At dawn I walk downstairs and put on another jug of coffee. Neil joins me not long after with red eyes and stub-bled cheeks. He pulls on his jumper while surveying the courtyard from the open doorway. ‘Man, it's cold,' he says. ‘Cold enough to freeze your nuts off.'

I let him joke, and we drink our coffee talking about King Street, the government, Shaggy's superior style on a surfboard. We talk as if we don't have a worry in the world, the way we did in our early twenties when we were intoxicated with youth, ideals and city life. But when Neil leaves he looks at me and I can see that it's all there, everything we didn't talk about, present and raw.

‘Do you want to stay?' I ask.

He shakes his head. ‘I need to be home. As long as she's there I need to be there too.'

I take a shower. Then I bring the bed linen downstairs and put it in the washing machine. Despite my lack of sleep I feel wide awake. I leave the house as the washing machine moves through its cycle with a low growl.

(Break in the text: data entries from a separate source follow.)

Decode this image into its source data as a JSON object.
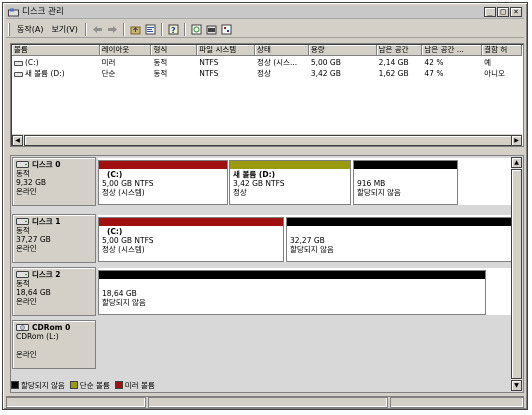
{
  "window": {
    "title": "디스크 관리"
  },
  "menu": {
    "action": "동작(A)",
    "view": "보기(V)"
  },
  "toolbar": {
    "icons": [
      "back-arrow-icon",
      "forward-arrow-icon",
      "folder-up-icon",
      "properties-icon",
      "help-icon",
      "refresh-icon",
      "rescan-icon",
      "settings-icon"
    ]
  },
  "volume_list": {
    "columns": [
      "볼륨",
      "레이아웃",
      "형식",
      "파일 시스템",
      "상태",
      "용량",
      "남은 공간",
      "남은 공간 ...",
      "결함 허"
    ],
    "rows": [
      [
        "(C:)",
        "미러",
        "동적",
        "NTFS",
        "정상 (시스...",
        "5,00 GB",
        "2,14 GB",
        "42 %",
        "예"
      ],
      [
        "새 볼륨 (D:)",
        "단순",
        "동적",
        "NTFS",
        "정상",
        "3,42 GB",
        "1,62 GB",
        "47 %",
        "아니오"
      ]
    ]
  },
  "disks": [
    {
      "name": "디스크 0",
      "type": "동적",
      "size": "9,32 GB",
      "status": "온라인",
      "partitions": [
        {
          "name": "(C:)",
          "line1": "5,00 GB NTFS",
          "line2": "정상 (시스템)",
          "color": "#a01010"
        },
        {
          "name": "새 볼륨  (D:)",
          "line1": "3,42 GB NTFS",
          "line2": "정상",
          "color": "#9a9a10"
        },
        {
          "name": "",
          "line1": "916 MB",
          "line2": "할당되지 않음",
          "color": "#000000"
        }
      ]
    },
    {
      "name": "디스크 1",
      "type": "동적",
      "size": "37,27 GB",
      "status": "온라인",
      "partitions": [
        {
          "name": "(C:)",
          "line1": "5,00 GB NTFS",
          "line2": "정상 (시스템)",
          "color": "#a01010"
        },
        {
          "name": "",
          "line1": "32,27 GB",
          "line2": "할당되지 않음",
          "color": "#000000"
        }
      ]
    },
    {
      "name": "디스크 2",
      "type": "동적",
      "size": "18,64 GB",
      "status": "온라인",
      "partitions": [
        {
          "name": "",
          "line1": "18,64 GB",
          "line2": "할당되지 않음",
          "color": "#000000"
        }
      ]
    },
    {
      "name": "CDRom 0",
      "type": "CDRom (L:)",
      "size": "",
      "status": "온라인",
      "partitions": []
    }
  ],
  "legend": [
    {
      "label": "할당되지 않음",
      "color": "#000000"
    },
    {
      "label": "단순 볼륨",
      "color": "#9a9a10"
    },
    {
      "label": "미러 볼륨",
      "color": "#a01010"
    }
  ]
}
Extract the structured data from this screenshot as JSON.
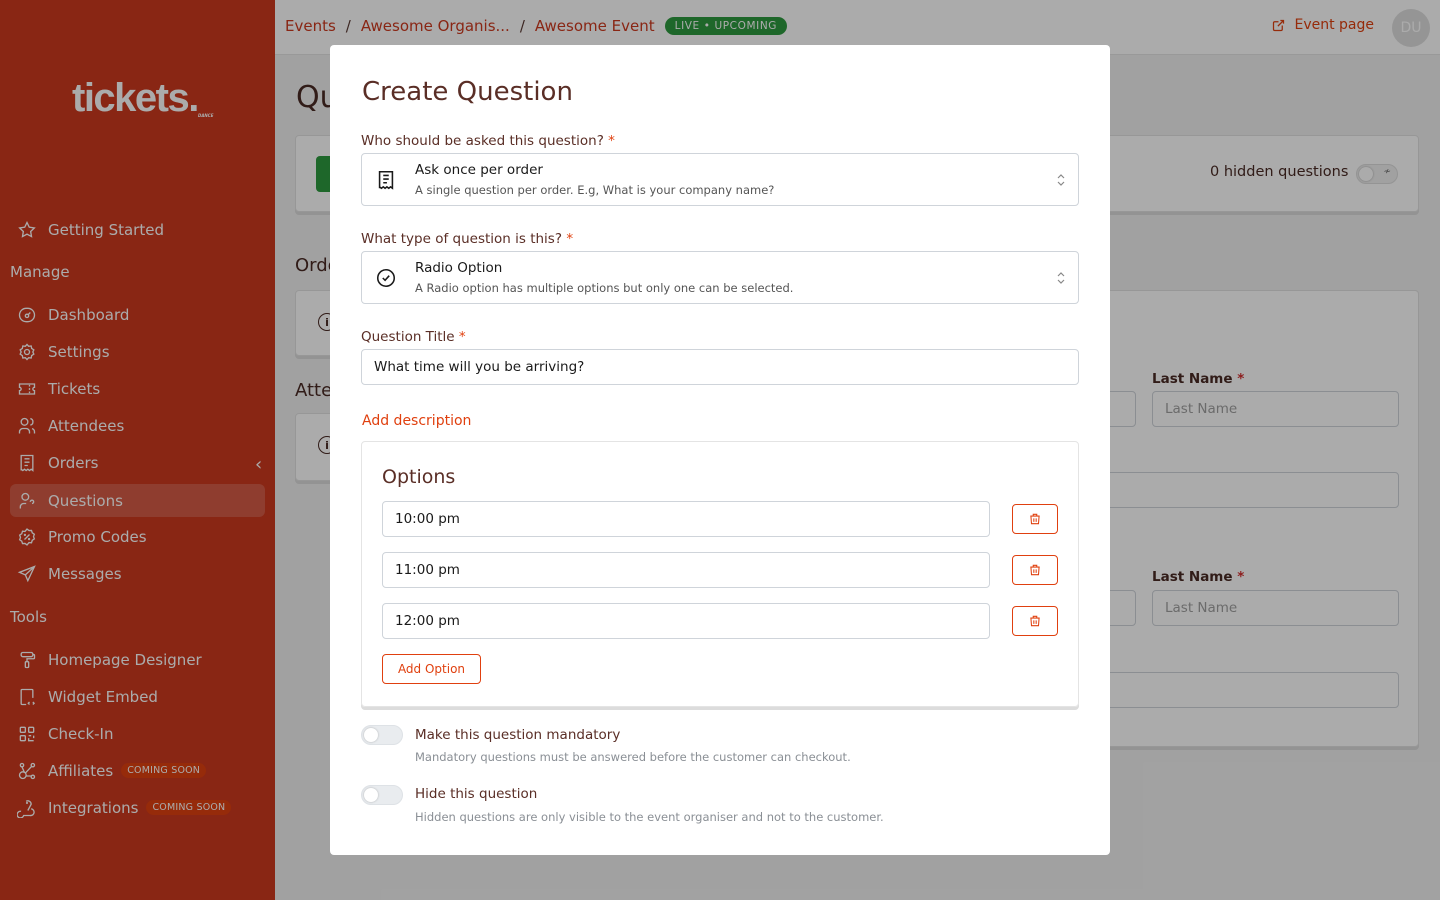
{
  "brand": {
    "logo_text": "tickets.",
    "logo_sub": "DANCE"
  },
  "sidebar": {
    "getting_started": "Getting Started",
    "manage_title": "Manage",
    "manage_items": [
      {
        "label": "Dashboard",
        "icon": "gauge-icon"
      },
      {
        "label": "Settings",
        "icon": "gear-icon"
      },
      {
        "label": "Tickets",
        "icon": "ticket-icon"
      },
      {
        "label": "Attendees",
        "icon": "users-icon"
      },
      {
        "label": "Orders",
        "icon": "receipt-icon"
      },
      {
        "label": "Questions",
        "icon": "user-question-icon",
        "active": true
      },
      {
        "label": "Promo Codes",
        "icon": "discount-icon"
      },
      {
        "label": "Messages",
        "icon": "send-icon"
      }
    ],
    "tools_title": "Tools",
    "tools_items": [
      {
        "label": "Homepage Designer",
        "icon": "paint-roller-icon"
      },
      {
        "label": "Widget Embed",
        "icon": "code-device-icon"
      },
      {
        "label": "Check-In",
        "icon": "qrcode-icon"
      },
      {
        "label": "Affiliates",
        "icon": "affiliate-icon",
        "badge": "COMING SOON"
      },
      {
        "label": "Integrations",
        "icon": "webhook-icon",
        "badge": "COMING SOON"
      }
    ]
  },
  "topbar": {
    "breadcrumbs": [
      "Events",
      "Awesome Organis...",
      "Awesome Event"
    ],
    "separator": "/",
    "status_badge": "LIVE • UPCOMING",
    "event_page_label": "Event page",
    "avatar_initials": "DU"
  },
  "background": {
    "page_title": "Questions",
    "hidden_questions": "0 hidden questions",
    "order_section": "Order Questions",
    "attendee_section": "Attendee Questions",
    "last_name_label": "Last Name",
    "last_name_placeholder": "Last Name"
  },
  "modal": {
    "title": "Create Question",
    "who_label": "Who should be asked this question?",
    "who_value": {
      "title": "Ask once per order",
      "description": "A single question per order. E.g, What is your company name?"
    },
    "type_label": "What type of question is this?",
    "type_value": {
      "title": "Radio Option",
      "description": "A Radio option has multiple options but only one can be selected."
    },
    "title_label": "Question Title",
    "title_value": "What time will you be arriving?",
    "add_description": "Add description",
    "options_title": "Options",
    "options": [
      "10:00 pm",
      "11:00 pm",
      "12:00 pm"
    ],
    "add_option": "Add Option",
    "mandatory": {
      "label": "Make this question mandatory",
      "description": "Mandatory questions must be answered before the customer can checkout.",
      "checked": false
    },
    "hidden": {
      "label": "Hide this question",
      "description": "Hidden questions are only visible to the event organiser and not to the customer.",
      "checked": false
    },
    "required_mark": "*"
  },
  "colors": {
    "brand": "#cd391e",
    "accent": "#e0400f",
    "live": "#2e9a3f"
  }
}
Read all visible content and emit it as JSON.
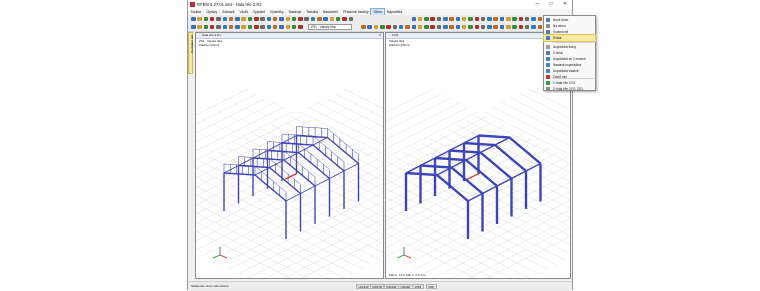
{
  "window": {
    "title": "RFEM 5.27.01 x64 - Hala Hle 2.RJ",
    "minimize": "─",
    "maximize": "□",
    "close": "✕"
  },
  "menubar": [
    {
      "label": "Soubor"
    },
    {
      "label": "Úpravy"
    },
    {
      "label": "Zobrazit"
    },
    {
      "label": "Vložit"
    },
    {
      "label": "Výpočet"
    },
    {
      "label": "Výsledky"
    },
    {
      "label": "Nástroje"
    },
    {
      "label": "Tabulka"
    },
    {
      "label": "Nastavení"
    },
    {
      "label": "Přídavné moduly"
    },
    {
      "label": "Okno",
      "active": true
    },
    {
      "label": "Nápověda"
    }
  ],
  "toolbar": {
    "model_combo": "ZS1 - Vlastní tíha"
  },
  "nav_tab": {
    "label": "Navigátor dat"
  },
  "pane_left": {
    "title": "Hala Hle 2.RJ",
    "info_line1": "ZS1 : Vlastní tíha",
    "info_line2": "Zatížení [kN/m]"
  },
  "pane_right": {
    "title": "2.RJ",
    "info_line1": "Vlastní tíha",
    "info_line2": "Zatížení [kN/m]",
    "status_line": "Max u: 12.0, Min u: 0.0 mm"
  },
  "window_menu": {
    "items": [
      {
        "label": "Nové okno",
        "icon_color": "#4a7fc4"
      },
      {
        "label": "Na celou",
        "icon_color": "#8a8a8a"
      },
      {
        "label": "Vodorovně",
        "icon_color": "#4a7fc4"
      },
      {
        "label": "Svisle",
        "icon_color": "#4a7fc4",
        "highlighted": true
      },
      {
        "label": "Uspořádat ikony",
        "icon_color": "#9a9a9a"
      },
      {
        "label": "2 okna",
        "icon_color": "#4a7fc4"
      },
      {
        "label": "Uspořádat ve 2 oknech",
        "icon_color": "#4a7fc4"
      },
      {
        "label": "Nastavit uspořádání",
        "icon_color": "#4a7fc4"
      },
      {
        "label": "Uspořádat vlastně",
        "icon_color": "#4a7fc4"
      },
      {
        "label": "Zavřít vše",
        "icon_color": "#c0392b"
      },
      {
        "label": "1 Hala Hle 2.RJ",
        "icon_color": "#2e9e3e",
        "checked": true
      },
      {
        "label": "2 Hala Hle 2.RJ, ZS1",
        "icon_color": "#8a8a8a"
      }
    ]
  },
  "statusbar": {
    "text": "Stisknutím dvou nebo tiskne",
    "buttons": [
      {
        "label": "UCHOP"
      },
      {
        "label": "RASTR"
      },
      {
        "label": "KSOUR"
      },
      {
        "label": "OSNAP"
      },
      {
        "label": "VODÍ"
      },
      {
        "label": "DXF"
      }
    ]
  },
  "colors": {
    "structure": "#3d46b8",
    "load_arrow": "#222a90",
    "grid": "#d4d4d4",
    "highlight_member": "#e02020",
    "axis_x": "#d02020",
    "axis_y": "#20a020",
    "axis_z": "#2040d0",
    "menu_highlight": "#fbe7a5"
  }
}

Pat's house is painted bright blue. As soon as I knock on the door I hear running footsteps and a dog barking. Eloise pushes the door open and an old poodle bounces out and begins to lick my hand.

‘Muuum,' shouts Eloise. ‘The man is here.'

Pat appears at the end of the hallway. ‘I told you not to open the door,' she says to Eloise. ‘Scotty, get back inside.'

‘But Mum,' says Eloise, pulling her skirt further up her round belly, ‘it's the man.'

‘But you didn't know that before you opened the door, did you?' says Pat and sends me an apologetic look that makes me feel lousy.

‘Okaaay,' says Eloise, then she is gone in a flash, down the hallway with Scotty.